Through the trickles that coursed down the window Charles Darwin stared at the garden.
Worms, thousands of them, out there under the soft rain, turning the detritus of winter into loam, building the soil. How... convenient.
The ploughs of God, he thought, and winced. It was the harrows of God that plagued him now.
Strange how the rustle of the rain sounds very much like people whispering ...
At which point, he became aware of the beetle. It was climbing up the inside of the window, a green and blue tropical jewel.
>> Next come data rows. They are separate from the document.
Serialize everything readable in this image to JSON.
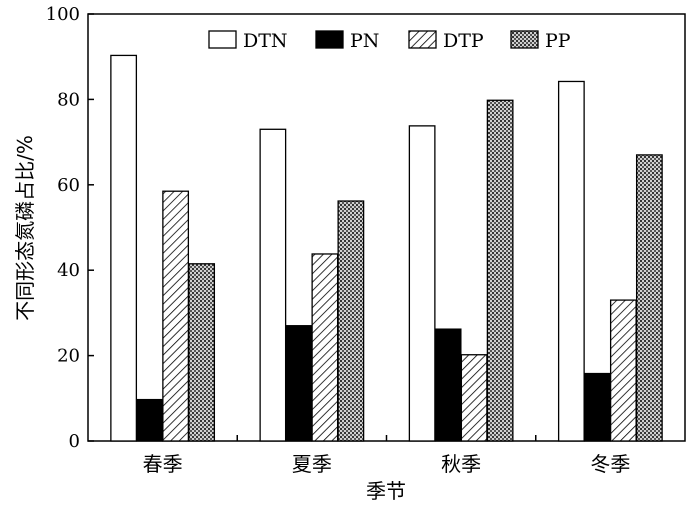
{
  "chart_data": {
    "type": "bar",
    "title": "",
    "xlabel": "季节",
    "ylabel": "不同形态氮磷占比/%",
    "ylim": [
      0,
      100
    ],
    "yticks": [
      0,
      20,
      40,
      60,
      80,
      100
    ],
    "categories": [
      "春季",
      "夏季",
      "秋季",
      "冬季"
    ],
    "series": [
      {
        "name": "DTN",
        "values": [
          90.3,
          73.0,
          73.8,
          84.2
        ],
        "fill": "white"
      },
      {
        "name": "PN",
        "values": [
          9.7,
          27.0,
          26.2,
          15.8
        ],
        "fill": "black"
      },
      {
        "name": "DTP",
        "values": [
          58.5,
          43.8,
          20.2,
          33.0
        ],
        "fill": "diagonal-hatch"
      },
      {
        "name": "PP",
        "values": [
          41.5,
          56.2,
          79.8,
          67.0
        ],
        "fill": "crosshatch-dots"
      }
    ],
    "legend_position": "top",
    "grid": false
  }
}
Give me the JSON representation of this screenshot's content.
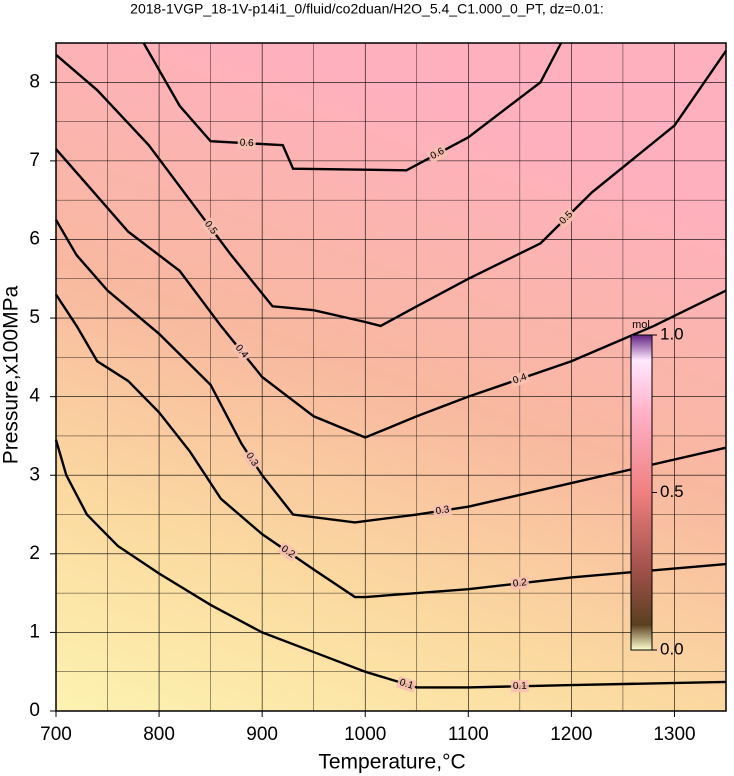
{
  "chart_data": {
    "type": "contour",
    "title": "2018-1VGP_18-1V-p14i1_0/fluid/co2duan/H2O_5.4_C1.000_0_PT, dz=0.01:",
    "x_label": "Temperature,°C",
    "y_label": "Pressure,x100MPa",
    "xlim": [
      700,
      1350
    ],
    "ylim": [
      0,
      8.5
    ],
    "xticks": [
      700,
      800,
      900,
      1000,
      1100,
      1200,
      1300
    ],
    "yticks": [
      0,
      1,
      2,
      3,
      4,
      5,
      6,
      7,
      8
    ],
    "xminorticks": [
      750,
      850,
      950,
      1050,
      1150,
      1250
    ],
    "yminorticks": [
      0.5,
      1.5,
      2.5,
      3.5,
      4.5,
      5.5,
      6.5,
      7.5
    ],
    "grid": true,
    "contours": [
      {
        "level": 0.1,
        "x": [
          700,
          710,
          730,
          760,
          800,
          850,
          900,
          950,
          1000,
          1030,
          1050,
          1100,
          1200,
          1350
        ],
        "y": [
          3.45,
          3.0,
          2.5,
          2.1,
          1.75,
          1.35,
          1.0,
          0.75,
          0.5,
          0.38,
          0.3,
          0.3,
          0.33,
          0.37
        ]
      },
      {
        "level": 0.2,
        "x": [
          700,
          720,
          740,
          770,
          800,
          830,
          860,
          900,
          950,
          990,
          1000,
          1100,
          1200,
          1350
        ],
        "y": [
          5.3,
          4.9,
          4.45,
          4.2,
          3.8,
          3.3,
          2.7,
          2.25,
          1.8,
          1.45,
          1.45,
          1.55,
          1.7,
          1.87
        ]
      },
      {
        "level": 0.3,
        "x": [
          700,
          720,
          750,
          800,
          850,
          880,
          900,
          930,
          990,
          1050,
          1100,
          1200,
          1350
        ],
        "y": [
          6.25,
          5.8,
          5.35,
          4.8,
          4.15,
          3.4,
          3.0,
          2.5,
          2.4,
          2.5,
          2.6,
          2.9,
          3.35
        ]
      },
      {
        "level": 0.4,
        "x": [
          700,
          730,
          770,
          820,
          860,
          900,
          950,
          1000,
          1050,
          1100,
          1200,
          1280,
          1350
        ],
        "y": [
          7.15,
          6.7,
          6.1,
          5.6,
          4.9,
          4.25,
          3.75,
          3.48,
          3.75,
          4.0,
          4.45,
          4.9,
          5.35
        ]
      },
      {
        "level": 0.5,
        "x": [
          700,
          740,
          790,
          830,
          870,
          910,
          950,
          1000,
          1015,
          1050,
          1100,
          1170,
          1220,
          1300,
          1350
        ],
        "y": [
          8.35,
          7.9,
          7.2,
          6.5,
          5.8,
          5.15,
          5.1,
          4.95,
          4.9,
          5.15,
          5.5,
          5.95,
          6.6,
          7.45,
          8.4
        ]
      },
      {
        "level": 0.6,
        "x": [
          785,
          820,
          850,
          920,
          930,
          1040,
          1100,
          1170,
          1190
        ],
        "y": [
          8.5,
          7.7,
          7.25,
          7.2,
          6.9,
          6.88,
          7.3,
          8.0,
          8.5
        ]
      }
    ],
    "colorbar": {
      "label": "mol",
      "lim": [
        0,
        1
      ],
      "ticks": [
        {
          "value": 0,
          "label": "0.0"
        },
        0.5,
        {
          "value": 1,
          "label": "1.0"
        }
      ]
    }
  }
}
There was another one, higher up, banging fruitlessly against the pane.
One landed on his head.
The air filled up with the rattle and slither of wings. Entranced, Darwin turned to look at the glowing cloud in the corner of the room. It was forming a shape ... It is always useful for a university to have a Very Big Thing. It occupies the younger members, to the relief of their elders (especially if the VBT is based at some distance from the seat of learning itself) and it uses up a lot of money which would otherwise only lie around causing trouble or be spent by the sociology department or, probably, both. It also helps in pushing back boundaries, and it doesn't much matter what boundaries these are, since as any researcher will tell you it's the pushing that matters, not the boundary.
It's a good idea, too, if it's a bigger VBT than anyone else's and, in particular, since this was Unseen University, the greatest magical university in the world, if it's a bigger one than the one those bastards are building at Braseneck College.